In an effective learning environment, learners are task-oriented, which means that they are more focused on completing a task successfully than on the risk of failure or how they may be perceived by the people around them. Being task-oriented can lead to the flow state, where the learner is completely immersed in and energized by the task itself, losing track of time and any sense of self-consciousness.

Petri Dish is designed to encourage the members of a learning community to develop a task-orientation by:

  1. meeting the needs of all players;
  2. making learning explicit; and
  3. enabling all players to view each other as peers.
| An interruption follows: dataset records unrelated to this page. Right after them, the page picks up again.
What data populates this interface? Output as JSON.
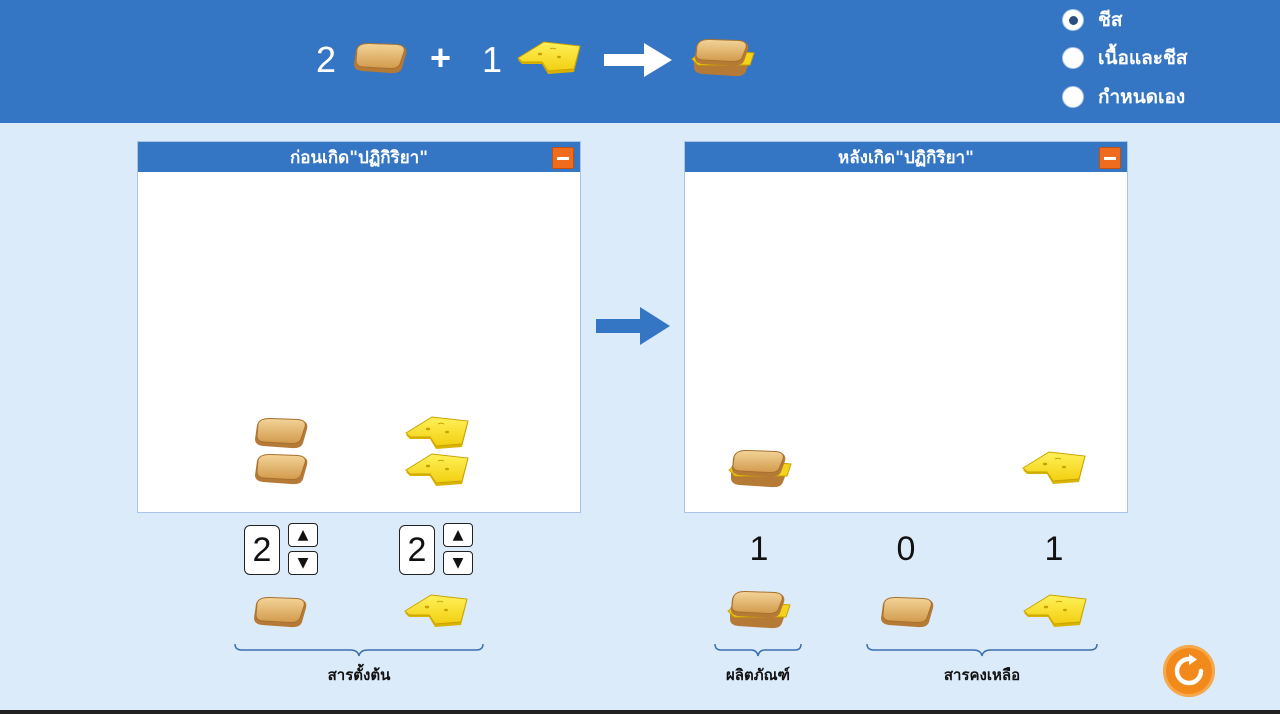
{
  "header": {
    "equation": {
      "bread_count": "2",
      "plus": "+",
      "cheese_count": "1"
    },
    "options": [
      {
        "label": "ชีส",
        "selected": true
      },
      {
        "label": "เนื้อและชีส",
        "selected": false
      },
      {
        "label": "กำหนดเอง",
        "selected": false
      }
    ]
  },
  "before_panel": {
    "title": "ก่อนเกิด\"ปฏิกิริยา\"",
    "bread_pieces": 2,
    "cheese_pieces": 2
  },
  "after_panel": {
    "title": "หลังเกิด\"ปฏิกิริยา\"",
    "sandwich_pieces": 1,
    "cheese_pieces": 1
  },
  "reactants": {
    "bread_count": "2",
    "cheese_count": "2",
    "label": "สารตั้งต้น"
  },
  "products": {
    "sandwich_count": "1",
    "bread_left": "0",
    "cheese_left": "1",
    "product_label": "ผลิตภัณฑ์",
    "leftover_label": "สารคงเหลือ"
  },
  "colors": {
    "header": "#3475c4",
    "background": "#dcebfa",
    "minimize": "#ef6c1f",
    "reset": "#f28a1b"
  },
  "icons": [
    "bread-slice-icon",
    "cheese-slice-icon",
    "sandwich-icon",
    "arrow-right-icon",
    "minimize-icon",
    "reset-icon"
  ]
}
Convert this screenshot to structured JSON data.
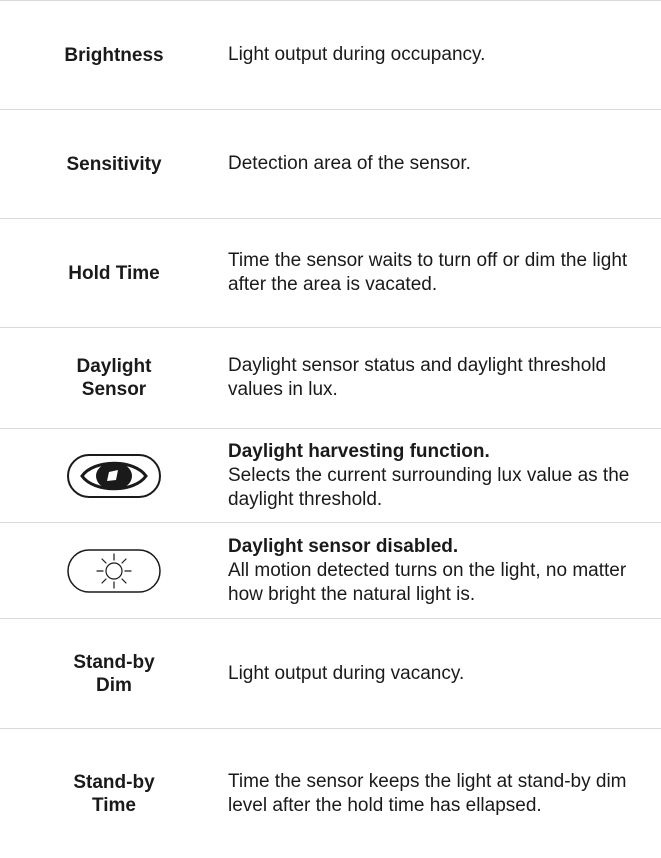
{
  "rows": [
    {
      "id": "brightness",
      "label": "Brightness",
      "description": "Light output during occupancy."
    },
    {
      "id": "sensitivity",
      "label": "Sensitivity",
      "description": "Detection area of the sensor."
    },
    {
      "id": "hold-time",
      "label": "Hold Time",
      "description": "Time the sensor waits to turn off or dim the light after the area is vacated."
    },
    {
      "id": "daylight-sensor",
      "label_line1": "Daylight",
      "label_line2": "Sensor",
      "description": "Daylight sensor status and daylight threshold values in lux."
    },
    {
      "id": "daylight-harvesting",
      "icon": "eye-button-icon",
      "title": "Daylight harvesting function.",
      "description": "Selects the current surrounding lux value as the daylight threshold."
    },
    {
      "id": "daylight-disabled",
      "icon": "sun-button-icon",
      "title": "Daylight sensor disabled.",
      "description": "All motion detected turns on the light, no matter how bright the natural light is."
    },
    {
      "id": "standby-dim",
      "label_line1": "Stand-by",
      "label_line2": "Dim",
      "description": "Light output during vacancy."
    },
    {
      "id": "standby-time",
      "label_line1": "Stand-by",
      "label_line2": "Time",
      "description": "Time the sensor keeps the light at stand-by dim level after the hold time has ellapsed."
    }
  ]
}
Meeting the Needs of All Players

The problems and challenges posed within Petri Dish scale rapidly. At the same time, every problem is grounded in the same core set of local mechanisms that players can understand intuitively. This enables each player to find a zone of proximal development within the game itself where the level of challenge and support matches what they need as learners. This, in turn, diminishes their need to compete for learning resources and fosters cooperation instead.

Making Learning Explicit

All players are going to reach a point in the game where they get stuck and need to work at a solution. When this happens, they are going to have to apply what they know, build and test hypotheses, drill down to the molecular scale, and ground everything in local mechanisms to analyze what is happening and deepen their understanding of the cell’s systems and behavior. If this is made transparent, then it demystifies the entire learning process and makes it explicit. No one just gets it with zero effort. Everyone is going through the exact same thing just at different points in the game. Learning becomes the business of the community and everyone engages in it.

Viewing Each Other as Peers

But the real magic happens when players discuss the problems they are working on or share their solutions. Because every problem and solution in Petri Dish is grounded in the same core set of local mechanisms that a player can understand intuitively and everyone is immersed in these local mechanisms early on, everyone in the community can follow the explanation of a problem or a solution no matter where they are in the game themselves. This is crucial because it means that no one feels like they are being left behind. You may not be able to reach a solution yourself, but when someone walks you through it, you can follow each individual step and see how they got there, you can visualize getting there yourself some day, and you can make valuable contributions to the discussion.

Once everyone is getting what they need, everyone is focused on the business of the community which is learning, and everyone has the same foundation of understanding and is capable of contributing ideas and solutions, then people can relax and focus on the task at hand. There is obviously a lot more to the development of an effective learning community, but Petri Dish is certainly ready to play its part.